Term-based contracts generally come up for renewal, renegotiation or cancellation at specific intervals. If a company misses this window, the contract might be automatically cancelled or renewed. As a result, a company could see its broadband contract renewed for 12 or 24 months when it intended to cancel or negotiate a better deal for example. Or a business-critical service such as monthly inventory delivery could be unexpectedly cancelled because no one was alerted to renew the contract.

3. Unnecessary penalties and lost benefits:

Some of the most important detail in a contract concerns the benefits and obligations it sets out for each party. These details can easily be lost in the small print of a lengthy contract, especially if finance and procurement teams are managing hundreds of contracts and counterparties. For example, a company might need to pay a penalty or lose a discount for not meeting its payment deadlines to a supplier. Or it could miss out on supplier incentives and discounts because it is not aware of them.

4. Manual workflows:

Post-signature contract management typically involves a range of time-draining, admin-intensive tasks related to events such as renewals, terminations, price escalations, breaches and so on. These tasks can slow a business down, introduce human error into processes, and use up time that employees could be directing towards more value-adding activities.

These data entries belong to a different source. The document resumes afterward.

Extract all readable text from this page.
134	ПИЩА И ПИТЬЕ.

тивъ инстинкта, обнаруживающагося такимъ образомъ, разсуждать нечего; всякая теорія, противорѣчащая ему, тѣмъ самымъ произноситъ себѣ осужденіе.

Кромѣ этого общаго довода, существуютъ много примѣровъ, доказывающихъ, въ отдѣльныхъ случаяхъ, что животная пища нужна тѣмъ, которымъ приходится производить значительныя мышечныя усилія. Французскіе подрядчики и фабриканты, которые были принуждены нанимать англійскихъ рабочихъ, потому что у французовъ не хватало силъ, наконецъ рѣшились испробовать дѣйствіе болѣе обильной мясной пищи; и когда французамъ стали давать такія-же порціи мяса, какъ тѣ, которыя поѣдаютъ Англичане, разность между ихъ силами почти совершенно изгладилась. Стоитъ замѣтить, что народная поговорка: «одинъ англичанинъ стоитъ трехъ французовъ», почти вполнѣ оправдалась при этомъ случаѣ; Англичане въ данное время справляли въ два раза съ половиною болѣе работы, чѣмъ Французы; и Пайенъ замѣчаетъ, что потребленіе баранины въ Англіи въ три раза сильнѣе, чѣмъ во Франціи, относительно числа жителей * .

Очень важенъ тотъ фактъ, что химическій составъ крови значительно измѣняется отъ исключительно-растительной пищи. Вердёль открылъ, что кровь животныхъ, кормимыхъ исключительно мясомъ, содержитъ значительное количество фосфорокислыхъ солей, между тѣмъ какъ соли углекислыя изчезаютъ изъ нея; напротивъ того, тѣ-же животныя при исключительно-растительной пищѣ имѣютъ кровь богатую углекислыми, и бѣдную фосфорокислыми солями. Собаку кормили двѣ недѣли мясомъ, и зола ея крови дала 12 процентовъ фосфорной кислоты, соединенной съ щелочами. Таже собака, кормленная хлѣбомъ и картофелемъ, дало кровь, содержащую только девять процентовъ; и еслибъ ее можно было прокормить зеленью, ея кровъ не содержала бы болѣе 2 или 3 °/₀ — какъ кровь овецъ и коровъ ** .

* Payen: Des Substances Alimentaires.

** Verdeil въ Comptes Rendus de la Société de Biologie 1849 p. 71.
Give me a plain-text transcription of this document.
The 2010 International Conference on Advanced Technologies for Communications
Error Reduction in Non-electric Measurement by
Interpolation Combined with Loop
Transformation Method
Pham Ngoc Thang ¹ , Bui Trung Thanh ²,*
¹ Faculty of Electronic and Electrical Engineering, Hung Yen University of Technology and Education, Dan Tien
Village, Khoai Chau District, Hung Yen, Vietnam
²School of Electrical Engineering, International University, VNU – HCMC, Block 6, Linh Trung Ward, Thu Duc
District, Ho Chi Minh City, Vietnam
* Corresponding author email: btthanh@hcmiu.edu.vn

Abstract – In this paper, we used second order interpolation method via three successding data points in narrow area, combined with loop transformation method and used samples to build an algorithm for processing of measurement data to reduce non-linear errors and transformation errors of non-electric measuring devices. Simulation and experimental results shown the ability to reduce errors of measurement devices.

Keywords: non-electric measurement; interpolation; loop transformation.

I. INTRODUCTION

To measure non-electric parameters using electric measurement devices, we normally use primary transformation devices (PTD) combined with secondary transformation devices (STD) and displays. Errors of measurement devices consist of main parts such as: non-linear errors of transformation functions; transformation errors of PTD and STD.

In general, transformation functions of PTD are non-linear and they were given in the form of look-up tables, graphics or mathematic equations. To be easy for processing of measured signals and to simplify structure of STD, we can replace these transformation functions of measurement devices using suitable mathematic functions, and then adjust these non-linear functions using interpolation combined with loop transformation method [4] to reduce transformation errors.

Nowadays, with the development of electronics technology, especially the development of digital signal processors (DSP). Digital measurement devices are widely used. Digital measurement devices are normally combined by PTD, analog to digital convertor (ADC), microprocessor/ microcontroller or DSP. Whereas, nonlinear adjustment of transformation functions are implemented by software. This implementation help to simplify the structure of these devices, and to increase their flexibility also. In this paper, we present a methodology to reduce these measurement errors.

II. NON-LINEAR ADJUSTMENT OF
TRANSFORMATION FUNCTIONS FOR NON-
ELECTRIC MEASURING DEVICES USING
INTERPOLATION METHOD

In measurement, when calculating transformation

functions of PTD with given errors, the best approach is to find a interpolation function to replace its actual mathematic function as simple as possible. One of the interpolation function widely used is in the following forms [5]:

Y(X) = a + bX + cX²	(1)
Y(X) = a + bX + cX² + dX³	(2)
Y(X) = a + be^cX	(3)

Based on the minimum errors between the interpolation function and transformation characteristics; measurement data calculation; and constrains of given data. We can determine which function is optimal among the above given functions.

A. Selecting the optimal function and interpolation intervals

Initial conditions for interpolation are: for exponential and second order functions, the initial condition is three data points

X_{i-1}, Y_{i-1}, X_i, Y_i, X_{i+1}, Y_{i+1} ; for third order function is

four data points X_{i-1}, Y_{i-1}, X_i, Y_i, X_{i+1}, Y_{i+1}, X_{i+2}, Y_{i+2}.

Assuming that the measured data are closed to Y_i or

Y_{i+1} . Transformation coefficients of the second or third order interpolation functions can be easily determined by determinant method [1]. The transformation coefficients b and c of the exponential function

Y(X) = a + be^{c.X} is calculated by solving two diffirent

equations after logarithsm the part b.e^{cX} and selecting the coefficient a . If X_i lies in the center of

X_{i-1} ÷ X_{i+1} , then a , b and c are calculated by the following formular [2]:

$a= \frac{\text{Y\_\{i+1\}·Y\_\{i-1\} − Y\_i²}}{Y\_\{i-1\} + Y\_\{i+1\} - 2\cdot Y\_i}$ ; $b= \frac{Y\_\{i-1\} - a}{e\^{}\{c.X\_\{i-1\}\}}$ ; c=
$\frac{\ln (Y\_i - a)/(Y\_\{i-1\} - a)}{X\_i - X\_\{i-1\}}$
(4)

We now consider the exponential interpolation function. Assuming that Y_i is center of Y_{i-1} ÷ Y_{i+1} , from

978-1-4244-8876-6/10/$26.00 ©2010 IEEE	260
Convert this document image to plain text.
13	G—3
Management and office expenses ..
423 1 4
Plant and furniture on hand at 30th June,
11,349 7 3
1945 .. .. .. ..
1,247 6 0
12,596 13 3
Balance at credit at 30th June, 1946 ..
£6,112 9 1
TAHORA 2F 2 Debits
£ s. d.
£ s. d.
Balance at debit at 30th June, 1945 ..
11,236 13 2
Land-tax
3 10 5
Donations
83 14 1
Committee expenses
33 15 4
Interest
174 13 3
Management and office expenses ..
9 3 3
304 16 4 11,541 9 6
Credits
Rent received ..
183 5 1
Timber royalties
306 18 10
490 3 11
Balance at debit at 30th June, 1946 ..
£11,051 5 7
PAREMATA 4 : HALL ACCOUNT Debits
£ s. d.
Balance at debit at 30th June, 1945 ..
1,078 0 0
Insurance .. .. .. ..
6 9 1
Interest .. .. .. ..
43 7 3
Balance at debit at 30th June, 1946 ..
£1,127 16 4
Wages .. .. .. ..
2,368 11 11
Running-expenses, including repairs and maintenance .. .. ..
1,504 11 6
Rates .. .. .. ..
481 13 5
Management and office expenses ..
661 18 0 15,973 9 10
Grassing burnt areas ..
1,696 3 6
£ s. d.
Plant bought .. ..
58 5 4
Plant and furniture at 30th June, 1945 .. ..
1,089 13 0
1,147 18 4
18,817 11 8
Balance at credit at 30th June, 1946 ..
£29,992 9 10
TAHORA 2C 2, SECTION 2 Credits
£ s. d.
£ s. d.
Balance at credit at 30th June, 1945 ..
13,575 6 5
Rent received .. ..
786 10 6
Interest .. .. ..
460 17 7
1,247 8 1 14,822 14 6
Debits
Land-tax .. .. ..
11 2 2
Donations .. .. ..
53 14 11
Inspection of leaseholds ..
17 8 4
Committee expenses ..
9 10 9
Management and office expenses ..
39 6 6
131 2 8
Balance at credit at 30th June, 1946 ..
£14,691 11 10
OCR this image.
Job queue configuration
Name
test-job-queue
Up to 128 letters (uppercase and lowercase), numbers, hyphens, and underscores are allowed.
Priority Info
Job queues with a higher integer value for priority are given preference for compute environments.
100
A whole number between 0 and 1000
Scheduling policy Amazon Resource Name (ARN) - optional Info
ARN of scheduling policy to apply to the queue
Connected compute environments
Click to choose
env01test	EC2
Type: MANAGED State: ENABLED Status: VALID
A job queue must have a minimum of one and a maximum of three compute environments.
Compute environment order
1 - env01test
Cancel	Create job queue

5. Controlling access to privileged information:

When contracts are stored in a haphazard way with no centralised controls, it becomes significantly harder to ensure the confidentiality and privacy of sensitive contracts. There is no consistent way to manage user access to stored information or assign limited access to designated users for highly confidential contracts.

Unlocking the value of your contracts beyond signature:

The legal contracts a company has signed have a significant bearing on its finances, operations, and risks. Yet most companies are not managing post-signature contracts in a strategic manner. According to KPMG, this oversight means that organisations are missing out on 40% of the identified potential of their contracts.

However, cloud-based technology that enables companies to securely and efficiently store, organise and manage post-signature contracts has become increasingly accessible over the past few years. Such solutions analyse and extract key data from contracts, offering complete visibility into every contract a company manages.

This enables companies to improve management of their post-signature contracts, make better decisions, meet deadlines and obligations, and ensure that they are receiving the full benefits due to them. It all begins with a simple subscription to a Software as a Service (SaaS) solution – a compelling strategy to unlock untapped value within any business.